A livre ferocidade com que os
movimentos reivindicatórios e
de protesto são atacados pela
polícia, como aconteceu em Porto Seguro, como acaba de acontecer em São Paulo, coincide à
perfeição com o desejo governamental de não se ver confrontado por protestos e reivindicações
que expõem suas ineficácias. O
caso dos professores e funcionários federais e estaduais, da manifestação em São Paulo, é característico da relação íntima
entre o sentido da manifestação
pública e o desrespeito, pelo governo e seus instrumentos de
força, às leis de direitos civis da
população.
O governo está entalado pela
política de defesa do real. No
primeiro mandato, Pedro Malan dizia serem necessários três
a quatro anos para que a estabilidade do real prescindisse das
pesadas restrições orçamentárias, cambiais e outras. Fernando Henrique Cardoso falava em
dois anos, apregoando a formidável contribuição que o governo receberia com a venda das
empresas estatais. O real fará
seis anos no mês que vem, e são
cada vez mais rígidas as restrições exigidas por sua estabilidade e pelo FMI.
As restrições são dirigidas, porém, pelo autoritarismo implícito no poder extraordinário que
se concentra na dedicação exclusiva do governo ao real e ao
acordo com o FMI. Ao mesmo
tempo em que a diretoria da Petrobras é autorizada a se autoconceder um aumento que lhe
dobra os salários, os professores
universitários não podem desejar mais do que seus atuais vencimentos inferiores ao de servidor de cafezinho no Planalto.
Para os militares já está em estudo mais um aumento, que pode ser muito justificado, mas o
funcionalismo civil, sem instrumentos de pressão, não pode ter
um pouco compensada sua vasta perda de poder aquisitivo.
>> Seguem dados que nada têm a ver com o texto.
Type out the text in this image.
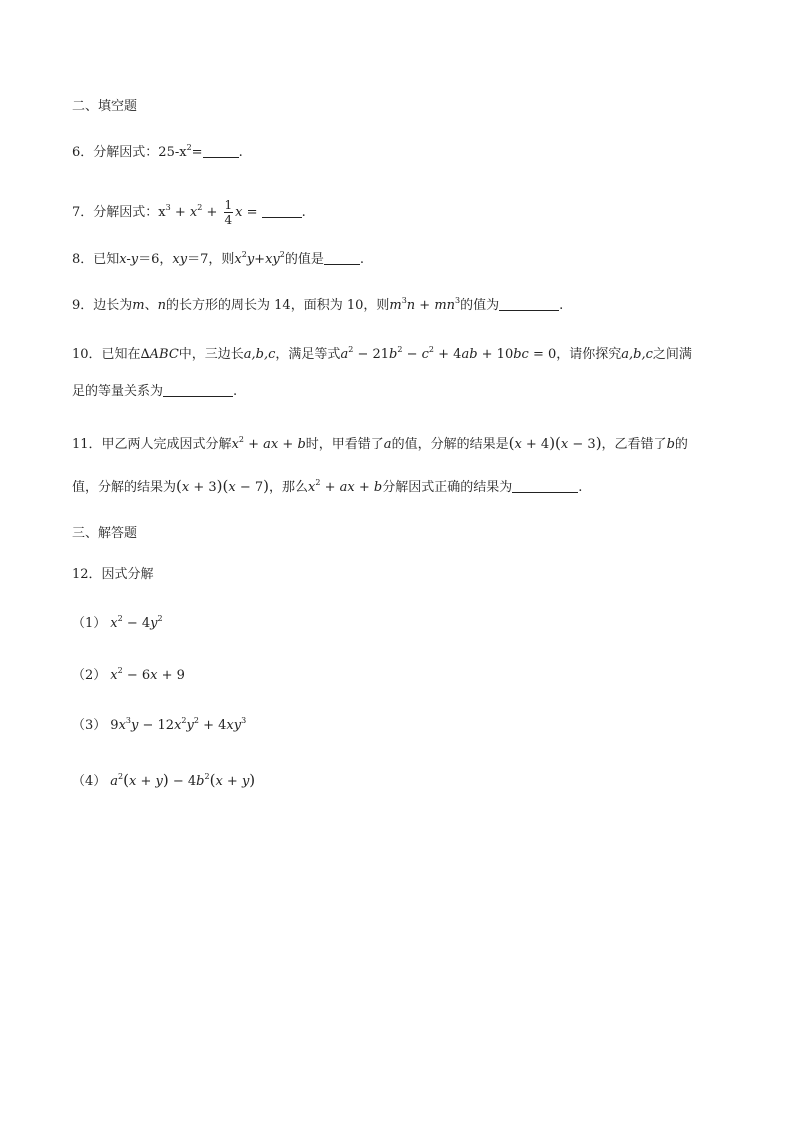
二、填空题
6．分解因式：$25-x^2=$	.
7．分解因式：$x^3 + x^2 + \frac{1}{4}$ x =	.
8．已知x-y＝6，xy＝7，则$x^2y+xy^2$的值是	.
9．边长为m、n的长方形的周长为 14，面积为 10，则$m^3n + mn^3$的值为	.
10．已知在∆ABC中，三边长a,b,c，满足等式$a^2 - 21b^2 - c^2 + 4ab + 10bc = 0$，请你探究a,b,c之间满
足的等量关系为	.
11．甲乙两人完成因式分解$x^2$ + ax + b时，甲看错了a的值，分解的结果是(x + 4)(x − 3)，乙看错了b的
值，分解的结果为(x + 3)(x − 7)，那么$x^2$ + ax + b分解因式正确的结果为	.
三、解答题
12．因式分解
（1） $x^2 - 4y^2$
（2） $x^2 - 6x + 9$
（3） $9x^3y - 12x^2y^2 + 4xy^3$
（4） $a^2(x + y) - 4b^2(x + y)$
Danem-se os professores e as
universidades, os médicos e os
hospitais, o funcionalismo em
geral e os serviços públicos idem.
Mas é natural que, enquanto se
percebem oprimidos, protestem.
Pelos únicos meios de que dispõem -a greve e a manifestação constrangedora- no país
sem meios de representação civil
e com meios de comunicação
nada interessados na população
aquém da classe média alta.
Nesse ponto a questão se torna
simples: se o trânsito fosse interrompido na avenida Paulista
por uma manifestação de apoio
a Fernando Henrique ou Mário
Covas, a PM atacaria os manifestantes com gás e balas de borracha?
O efeito imediato dos ataques
a protestos é negativo, pela má
repercussão. Governo e comandantes sabem disso. Mas, de
uma parte, atende ao instinto
de polícias instruídas para a
animalidade até o limite do crime; de outra, atende aos governantes pela intimidação a outras possíveis manifestações. É a
conveniência da repressão feroz
aos que não compreendem que,
apesar de todos os disfarces, o
Brasil, do ponto de vista institucional, continua sob regime autoritário e mais dedicado do que
nunca a servir à classe que compõe o poder econômico.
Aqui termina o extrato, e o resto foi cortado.